Digital banks offer traditional banking services but are completely app-based. They can be a good solution for short stays or as a temporary account.
What’s digital banking?
Digital banks offer traditional banking services but are completely app-based. Unlike traditional banks, digital banks don’t have a physical location in the city. All functions, from money transfers, to exchanging currency, to contacting customer service team or even cancelling or freezing your card can be done from your phone. Some digital banks will allow international students to open accounts.
Why open an account with a digital bank?
Digital banking can be a temporary solution to access your finances and manage your expenses. They’re usually quick to set up, can be open in addition to a traditional bank account and can often be used in combination with it. For example, many people use their traditional bank account to receive their salaries but then transfer their monthly spending money into an app-based bank to manage their everyday expenses.
Some digital banks will allow you to open a bank account before you arrive in the UK provided you submit documentation that meets their needs.
Most traditional banks require students to be in the UK for at least six months to open an account with them. Digital banks are a good solution if you’re studying in Leeds on a short course of six months or less.
Finally, it can take about two weeks for you to set up a traditional bank account with a high street bank. Digital banks allow you to access money and make payments while you wait for your UK bank account to be set up.
Once you’ve set up an account, you’ll be able to use a digital card for contactless payments but you can also request to receive a physical bank card.
Digital banking and high street banking comparison
- While digital banks do offer similar services to traditional banks and they’re faster to set up, they don’t have a physical presence in the city and wouldn’t offer . So if you ever need to speak to someone about your account, you’ll only be able to interact with their costumer service team either by phone or via the chat function available through their app.
- Not all digital banks have an overdraft function. An overdraft lets you borrow extra money if you have no more money in your account.
- Most digital banks set limits on money you can transfer or withdraw overseas for free. They also have a limit on how much money you can withdraw from a cash point for free before they charge you a fee.
- Some of these banks also allow you to exchange money in a different currency and transfer money easily to anyone who has the same app, all through your phone.
The University can’t recommend any digital banks to students but it’s useful for you to know that these normally open accounts for international students if the appropriate documentation is provided and meets their requirements.

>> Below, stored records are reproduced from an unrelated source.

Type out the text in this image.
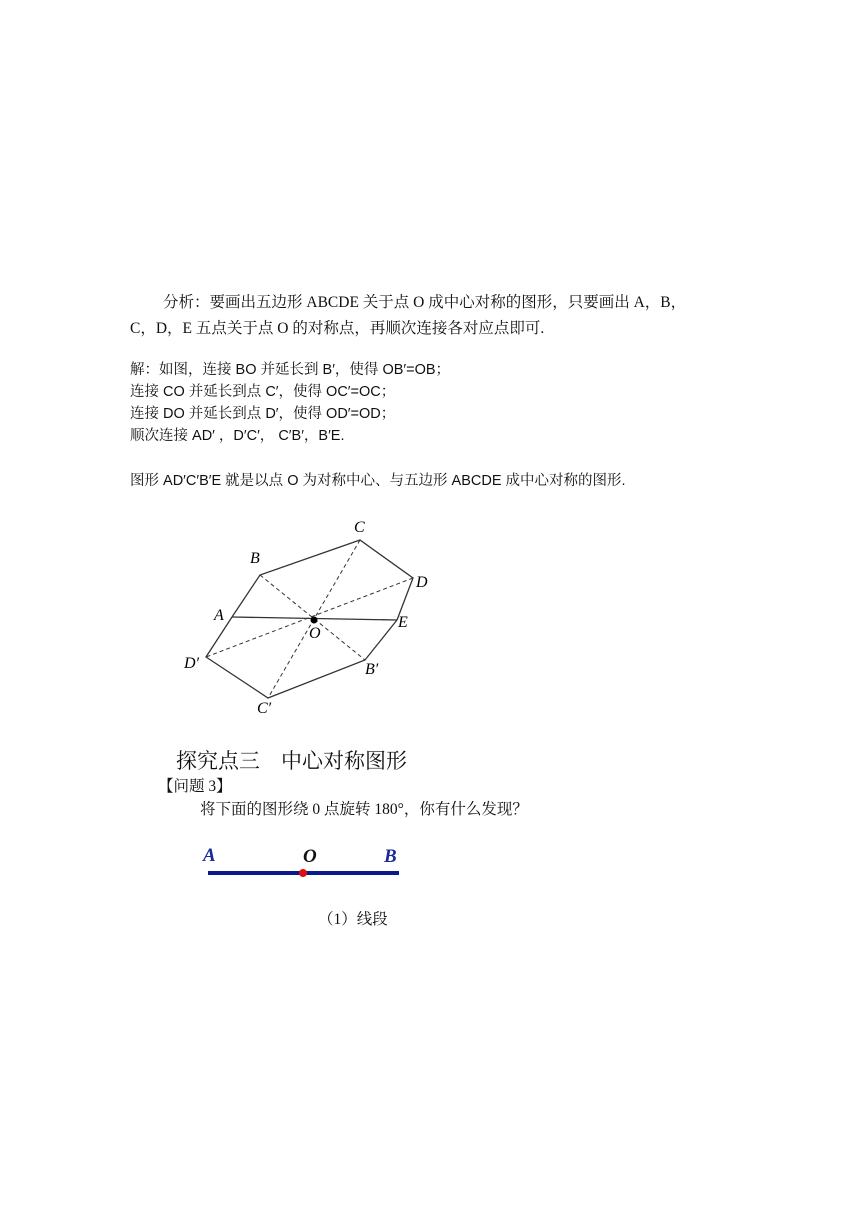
分析：要画出五边形 ABCDE 关于点 O 成中心对称的图形，只要画出 A，B，
C，D，E 五点关于点 O 的对称点，再顺次连接各对应点即可.
解：如图，连接 BO 并延长到 B′，使得 OB′=OB；
连接 CO 并延长到点 C′，使得 OC′=OC；
连接 DO 并延长到点 D′，使得 OD′=OD；
顺次连接 AD′ ，D′C′， C′B′，B′E.
图形 AD′C′B′E 就是以点 O 为对称中心、与五边形 ABCDE 成中心对称的图形.
C
B
D
A	E
O
D′	B′
C′
探究点三　中心对称图形
【问题 3】
将下面的图形绕 0 点旋转 180°，你有什么发现？
A	O	B
（1）线段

If you’re considering opening an account with a digital bank while you wait for your UK bank account to be set up, make sure you check whether the digital bank you plan to use is regulated and authorised by the Financial Conduct Authority (FCA) to ensure that its conduct is monitored and controlled, and whether it is protected by the Financial Services Compensation Scheme (FSCS) which could entitle you to a compensation of up to £85000 if the digital bank goes out of business.
Digital banks and how to set up an account
Digital banking providers include Monese, Monzo, Revolut, Starling, Chase, Atom Bank, Wise. The University can’t recommend any digital banks to students.
Whichever bank you choose to open an account with, check:
- They’re regulated by the Financial Conduct Authority (FCA) however not all will protected by the Financial Services Compensation Scheme (FSCS).
- Whether there’s a limit on the amount of cash you can withdraw and what fees you’ll be charged if you withdraw more than allowed.
- Whether you can deposit cash into your account.
- If the bank of your choice will allow to set up an overdraft (if you need one).